Fake news jurídicas: como boatos legais afetam a sociedade?
Especialistas da Faculdade Presbiteriana Mackenzie Brasília (FPMB) explicam os riscos da desinformação e desmentem mitos comuns
O aumento da circulação de fake news jurídicas nas redes sociais acende um alerta entre especialistas. A distorção de informações legais, além de confundir o cidadão, pode comprometer direitos, manipular eleições e afetar reputações de forma irreversível. Quase 90% dos brasileiros admitem já terem acreditado em fake news. Segundo um levantamento do Instituto Locomotiva/A Agência Brasil, 8 em cada 10 brasileiros deram credibilidade a alguma notícia falsa, e 62% confiam em sua própria capacidade de diferenciar o falso do verdadeiro.
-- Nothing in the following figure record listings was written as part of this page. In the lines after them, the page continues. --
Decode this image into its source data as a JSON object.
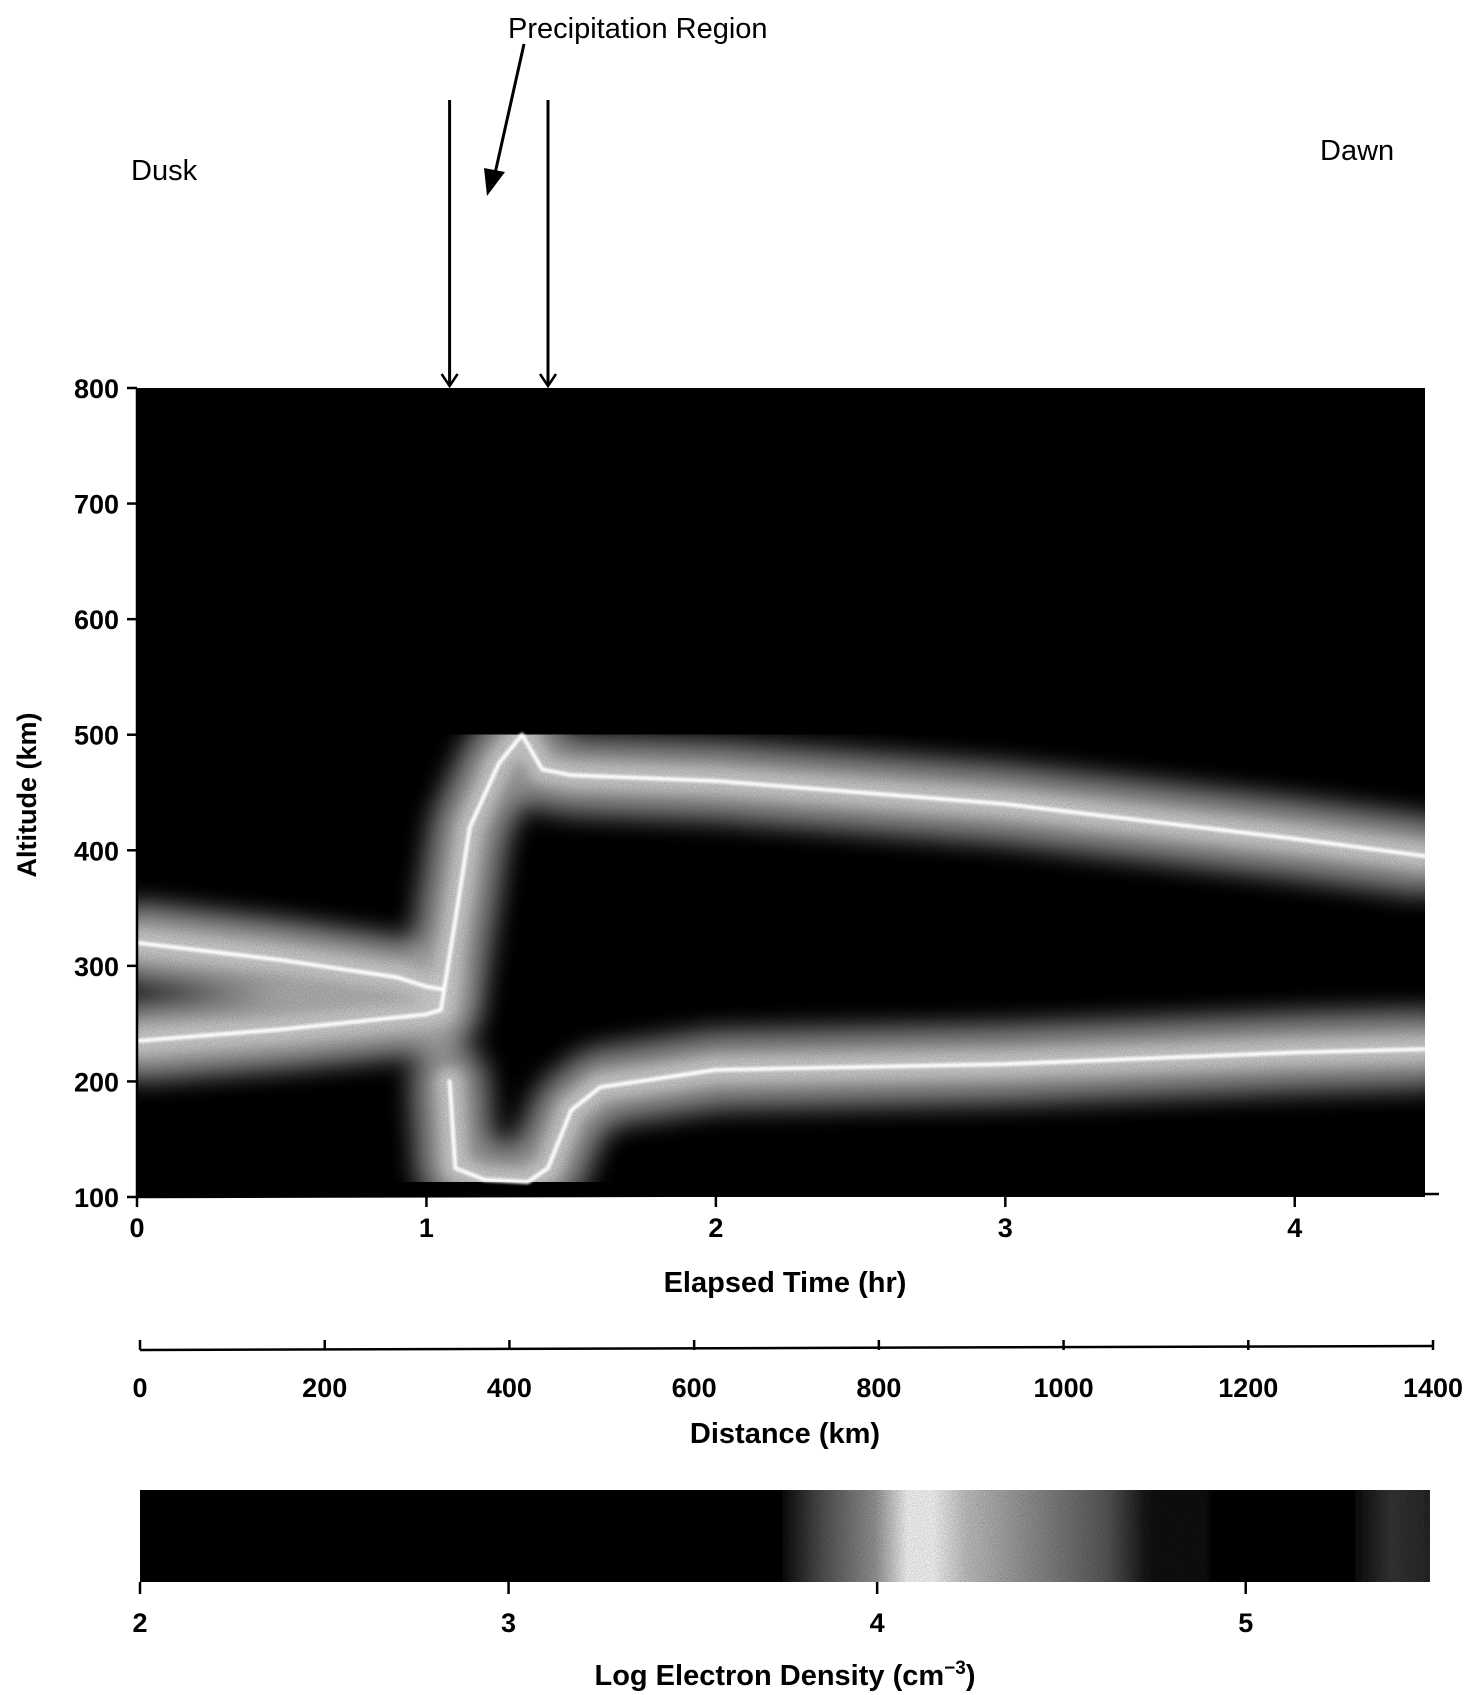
{
  "annotations": {
    "precipitation_label": "Precipitation Region",
    "dusk_label": "Dusk",
    "dawn_label": "Dawn"
  },
  "chart_data": [
    {
      "type": "heatmap",
      "title": "",
      "xlabel": "Elapsed Time (hr)",
      "ylabel": "Altitude (km)",
      "xlim": [
        0,
        4.45
      ],
      "ylim": [
        100,
        800
      ],
      "x_ticks": [
        0,
        1,
        2,
        3,
        4
      ],
      "y_ticks": [
        100,
        200,
        300,
        400,
        500,
        600,
        700,
        800
      ],
      "second_x_axis": {
        "label": "Distance (km)",
        "range": [
          0,
          1400
        ],
        "ticks": [
          0,
          200,
          400,
          600,
          800,
          1000,
          1200,
          1400
        ]
      },
      "precipitation_region_hr": [
        1.08,
        1.42
      ],
      "ridges": [
        {
          "x": [
            0,
            0.5,
            0.9,
            1.0,
            1.05
          ],
          "y": [
            320,
            305,
            290,
            282,
            280
          ]
        },
        {
          "x": [
            0,
            0.5,
            1.0,
            1.05
          ],
          "y": [
            235,
            245,
            258,
            262
          ]
        },
        {
          "x": [
            1.05,
            1.1,
            1.15,
            1.25,
            1.33,
            1.4,
            1.5,
            2.0,
            3.0,
            4.0,
            4.45
          ],
          "y": [
            262,
            340,
            420,
            475,
            500,
            470,
            465,
            460,
            440,
            410,
            395
          ]
        },
        {
          "x": [
            1.08,
            1.1,
            1.2,
            1.35,
            1.42,
            1.5,
            1.6,
            2.0,
            3.0,
            4.0,
            4.45
          ],
          "y": [
            200,
            125,
            115,
            113,
            125,
            175,
            195,
            210,
            215,
            225,
            228
          ]
        }
      ],
      "grid": false
    },
    {
      "type": "colorbar",
      "xlabel": "Log Electron Density (cm",
      "xlabel_superscript": "−3",
      "xlabel_suffix": ")",
      "range": [
        2,
        5.5
      ],
      "ticks": [
        2,
        3,
        4,
        5
      ]
    }
  ]
}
O professor da FPMB, Rodolfo Tamanaha, explica que fake news é mais do que uma notícia falsa, é um fenômeno complexo que envolve interesses e contextos. “Embora ainda não exista uma definição legal clara, seu impacto prático é visível e, muitas vezes, devastador”, afirma. Segundo ele, o contexto em que a informação é disseminada é crucial para entender as consequências jurídicas: “uma fake news usada em discurso político pode até ser tratada como retórica. Mas, em época de eleição, por exemplo, pode configurar ataque à integridade do processo democrático e ensejar responsabilização”, explica.
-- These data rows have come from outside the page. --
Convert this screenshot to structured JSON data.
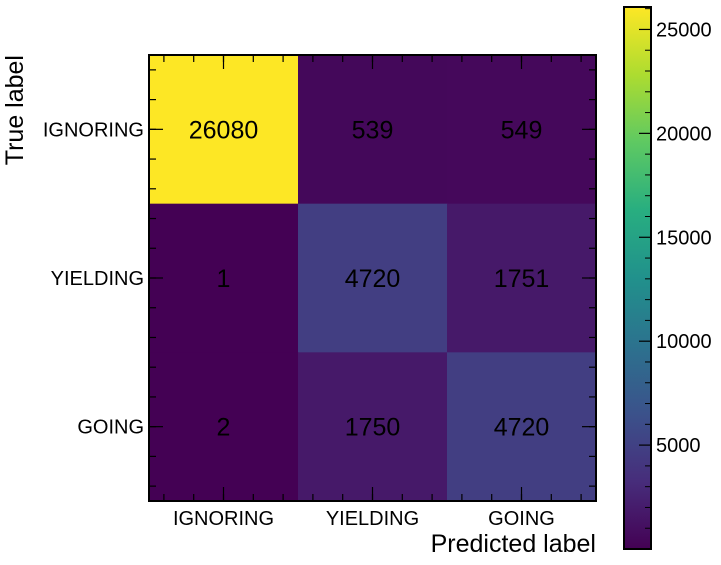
{
  "chart_data": {
    "type": "heatmap",
    "title": "",
    "xlabel": "Predicted label",
    "ylabel": "True label",
    "x_categories": [
      "IGNORING",
      "YIELDING",
      "GOING"
    ],
    "y_categories": [
      "IGNORING",
      "YIELDING",
      "GOING"
    ],
    "values": [
      [
        26080,
        539,
        549
      ],
      [
        1,
        4720,
        1751
      ],
      [
        2,
        1750,
        4720
      ]
    ],
    "colormap": "viridis",
    "colorbar": {
      "vmin": 1,
      "vmax": 26080,
      "ticks": [
        5000,
        10000,
        15000,
        20000,
        25000
      ],
      "tick_labels": [
        "5000",
        "10000",
        "15000",
        "20000",
        "25000"
      ]
    },
    "text_colors": {
      "low": "#fde725",
      "high": "#440154"
    }
  }
}
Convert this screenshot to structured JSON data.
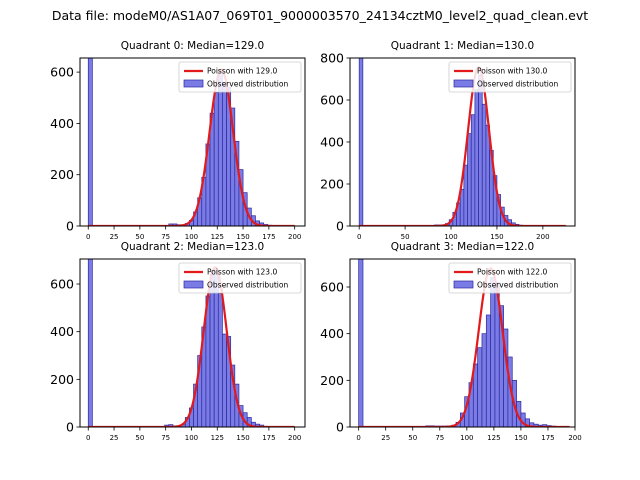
{
  "figure": {
    "suptitle": "Data file: modeM0/AS1A07_069T01_9000003570_24134cztM0_level2_quad_clean.evt"
  },
  "colors": {
    "bar_fill": "#7b7be6",
    "bar_edge": "#2a2aa0",
    "curve": "#e31a1c",
    "axes": "#000000"
  },
  "legend": {
    "observed_label": "Observed distribution",
    "placement": "top-right"
  },
  "chart_data": [
    {
      "type": "bar",
      "title": "Quadrant 0: Median=129.0",
      "median": 129.0,
      "poisson_label": "Poisson with 129.0",
      "xlim": [
        -8,
        210
      ],
      "ylim": [
        0,
        655
      ],
      "xticks": [
        0,
        25,
        50,
        75,
        100,
        125,
        150,
        175,
        200
      ],
      "yticks": [
        0,
        200,
        400,
        600
      ],
      "bin_width": 4,
      "bins": [
        [
          0,
          655
        ],
        [
          78,
          8
        ],
        [
          82,
          8
        ],
        [
          86,
          5
        ],
        [
          90,
          5
        ],
        [
          94,
          10
        ],
        [
          98,
          22
        ],
        [
          102,
          55
        ],
        [
          106,
          110
        ],
        [
          110,
          190
        ],
        [
          114,
          320
        ],
        [
          118,
          440
        ],
        [
          122,
          520
        ],
        [
          126,
          600
        ],
        [
          130,
          560
        ],
        [
          134,
          540
        ],
        [
          138,
          460
        ],
        [
          142,
          330
        ],
        [
          146,
          220
        ],
        [
          150,
          130
        ],
        [
          154,
          70
        ],
        [
          158,
          40
        ],
        [
          162,
          20
        ],
        [
          166,
          12
        ],
        [
          170,
          6
        ],
        [
          174,
          3
        ]
      ],
      "curve_mean": 129.0,
      "curve_peak": 610,
      "curve_range": [
        0,
        200
      ]
    },
    {
      "type": "bar",
      "title": "Quadrant 1: Median=130.0",
      "median": 130.0,
      "poisson_label": "Poisson with 130.0",
      "xlim": [
        -10,
        235
      ],
      "ylim": [
        0,
        800
      ],
      "xticks": [
        0,
        50,
        100,
        150,
        200
      ],
      "yticks": [
        0,
        200,
        400,
        600,
        800
      ],
      "bin_width": 4,
      "bins": [
        [
          0,
          800
        ],
        [
          82,
          5
        ],
        [
          86,
          5
        ],
        [
          90,
          6
        ],
        [
          94,
          12
        ],
        [
          98,
          30
        ],
        [
          102,
          65
        ],
        [
          106,
          110
        ],
        [
          110,
          175
        ],
        [
          114,
          290
        ],
        [
          118,
          440
        ],
        [
          122,
          530
        ],
        [
          126,
          650
        ],
        [
          130,
          720
        ],
        [
          134,
          580
        ],
        [
          138,
          480
        ],
        [
          142,
          360
        ],
        [
          146,
          240
        ],
        [
          150,
          150
        ],
        [
          154,
          90
        ],
        [
          158,
          50
        ],
        [
          162,
          30
        ],
        [
          166,
          15
        ],
        [
          170,
          8
        ],
        [
          174,
          4
        ],
        [
          178,
          2
        ]
      ],
      "curve_mean": 130.0,
      "curve_peak": 755,
      "curve_range": [
        0,
        225
      ]
    },
    {
      "type": "bar",
      "title": "Quadrant 2: Median=123.0",
      "median": 123.0,
      "poisson_label": "Poisson with 123.0",
      "xlim": [
        -8,
        210
      ],
      "ylim": [
        0,
        705
      ],
      "xticks": [
        0,
        25,
        50,
        75,
        100,
        125,
        150,
        175,
        200
      ],
      "yticks": [
        0,
        200,
        400,
        600
      ],
      "bin_width": 4,
      "bins": [
        [
          0,
          705
        ],
        [
          74,
          8
        ],
        [
          78,
          10
        ],
        [
          82,
          5
        ],
        [
          86,
          5
        ],
        [
          90,
          10
        ],
        [
          94,
          40
        ],
        [
          98,
          80
        ],
        [
          102,
          180
        ],
        [
          106,
          300
        ],
        [
          110,
          420
        ],
        [
          114,
          550
        ],
        [
          118,
          640
        ],
        [
          122,
          660
        ],
        [
          126,
          560
        ],
        [
          130,
          390
        ],
        [
          134,
          380
        ],
        [
          138,
          260
        ],
        [
          142,
          180
        ],
        [
          146,
          90
        ],
        [
          150,
          60
        ],
        [
          154,
          40
        ],
        [
          158,
          20
        ],
        [
          162,
          12
        ],
        [
          166,
          8
        ],
        [
          170,
          3
        ]
      ],
      "curve_mean": 123.0,
      "curve_peak": 670,
      "curve_range": [
        0,
        200
      ]
    },
    {
      "type": "bar",
      "title": "Quadrant 3: Median=122.0",
      "median": 122.0,
      "poisson_label": "Poisson with 122.0",
      "xlim": [
        -8,
        200
      ],
      "ylim": [
        0,
        720
      ],
      "xticks": [
        0,
        25,
        50,
        75,
        100,
        125,
        150,
        175,
        200
      ],
      "yticks": [
        0,
        200,
        400,
        600
      ],
      "bin_width": 4,
      "bins": [
        [
          0,
          720
        ],
        [
          62,
          5
        ],
        [
          66,
          5
        ],
        [
          70,
          4
        ],
        [
          74,
          4
        ],
        [
          78,
          4
        ],
        [
          82,
          5
        ],
        [
          86,
          8
        ],
        [
          90,
          20
        ],
        [
          94,
          60
        ],
        [
          98,
          130
        ],
        [
          102,
          190
        ],
        [
          106,
          270
        ],
        [
          110,
          340
        ],
        [
          114,
          400
        ],
        [
          118,
          480
        ],
        [
          122,
          640
        ],
        [
          126,
          620
        ],
        [
          130,
          520
        ],
        [
          134,
          420
        ],
        [
          138,
          300
        ],
        [
          142,
          200
        ],
        [
          146,
          110
        ],
        [
          150,
          60
        ],
        [
          154,
          35
        ],
        [
          158,
          18
        ],
        [
          162,
          12
        ],
        [
          166,
          8
        ],
        [
          170,
          10
        ],
        [
          174,
          6
        ],
        [
          178,
          4
        ]
      ],
      "curve_mean": 122.0,
      "curve_peak": 680,
      "curve_range": [
        0,
        195
      ]
    }
  ]
}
O professor também alerta para o uso da desinformação no mercado de consumo. “Quando um fornecedor mente sobre seu produto, estamos diante de um caso de responsabilidade. É fake news com consequência jurídica concreta”, conclui Rodolfo. Segundo o DataSenado, para 81% da população, plataformas digitais deveriam ser responsabilizadas por evitar a disseminação de notícias falsas.
Já o professor de Filosofia e Ética, Junio Cezar da Rocha Souza, também da FPMB, chama atenção para o poder destrutivo dos boatos legais: “a produção de falsidades é antiga. No livro de Gênesis, o mal surge de um ludíbrio. Hoje, as fakes news abalam estruturas sociais e institucionais, podendo levar à injustiça”. Ele relembra o caso do comerciante Jean Calas, condenado à morte no século XVIII com base em boatos falsos. “Voltaire usou esse episódio para escrever o Tratado sobre a Tolerância. Somente após sua morte provaram sua inocência. Isso mostra como a mentira pode custar vidas”.
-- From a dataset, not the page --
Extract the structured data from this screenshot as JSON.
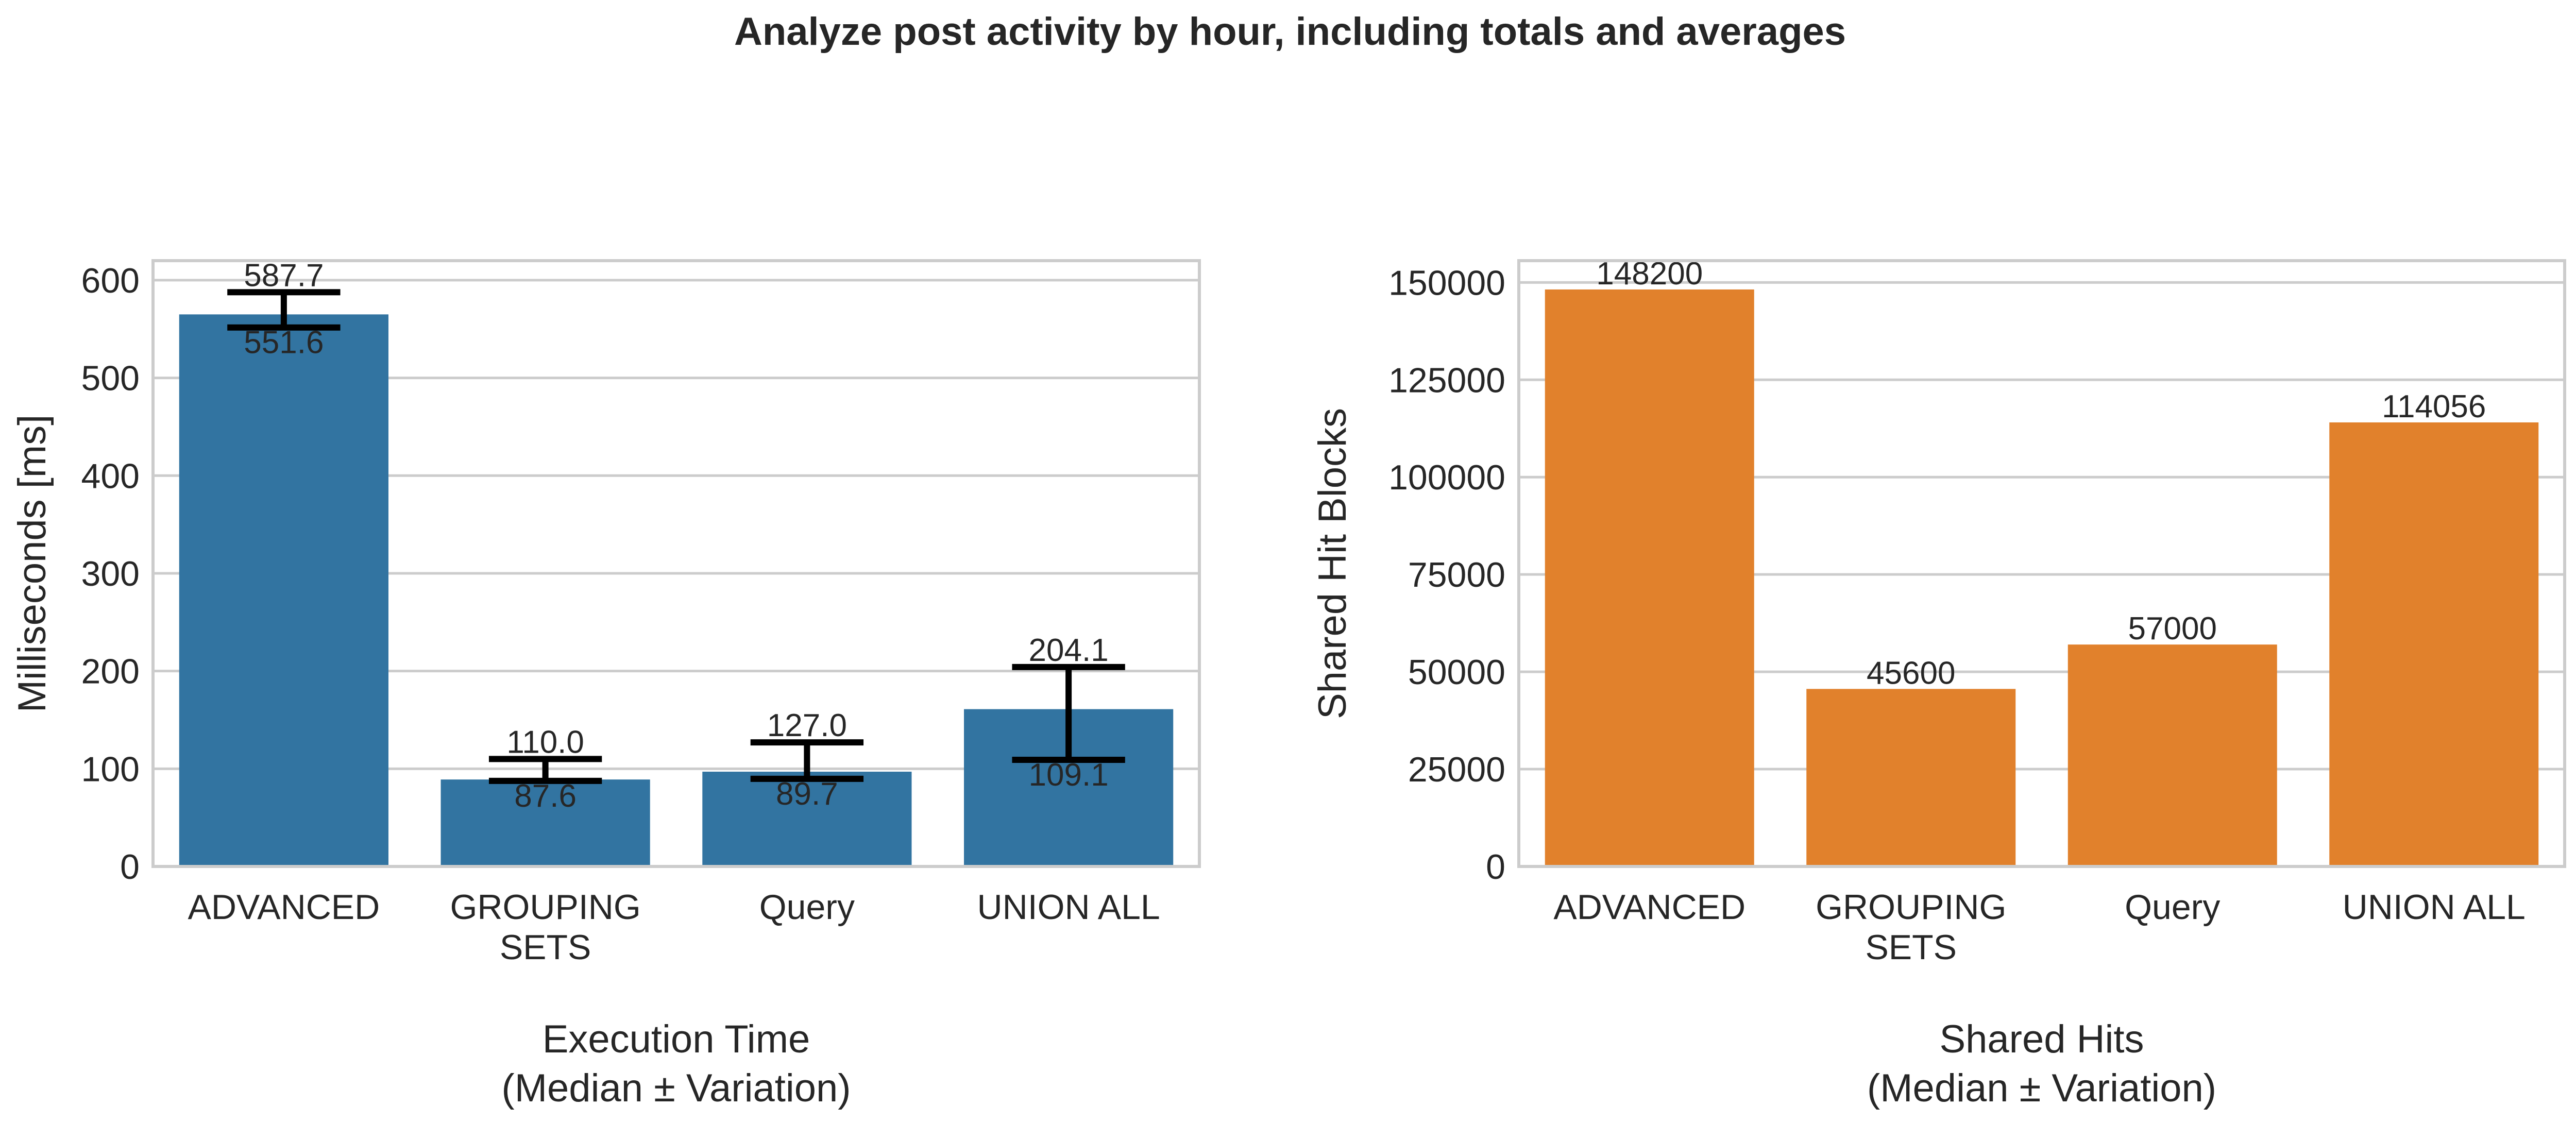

Mitos e manchetes enganosas
O professor Rodolfo destaca ainda que muitos mitos jurídicos nascem de títulos sensacionalistas. “Às vezes, por busca de cliques, a manchete distorce uma decisão judicial ou uma lei. O leitor, muitas vezes, é induzido ao erro. Isso é gravíssimo, pois o Direito regula nossa conduta cotidiana”, aponta. Ele cita como exemplo o caso da Escola Base, nos anos 1990, em que denúncias não comprovadas levaram a uma cobertura midiática precipitada e à destruição da reputação dos donos da escola. “A investigação era necessária, claro. Mas a forma como a mídia tratou o caso causou prejuízos psicológicos, sociais e financeiros irreparáveis”, conclui.
Educação e postura crítica
Para combater a desinformação, ambos os especialistas apostam na educação e no ceticismo saudável. “A educação jurídica fortalece o discernimento sobre leis e reduz a propagação de boatos”, explica o professor Junio. “Uma sociedade bem informada é menos vulnerável à manipulação”, completa. O professor reforça que hoje é possível checar fontes oficiais com facilidade. “Com um celular, qualquer cidadão pode acessar diretamente os órgãos do Direito e verificar a veracidade de uma informação. A postura crítica não significa desacreditar tudo, mas questionar até chegar à verdade”, conclui o professor da FPMB.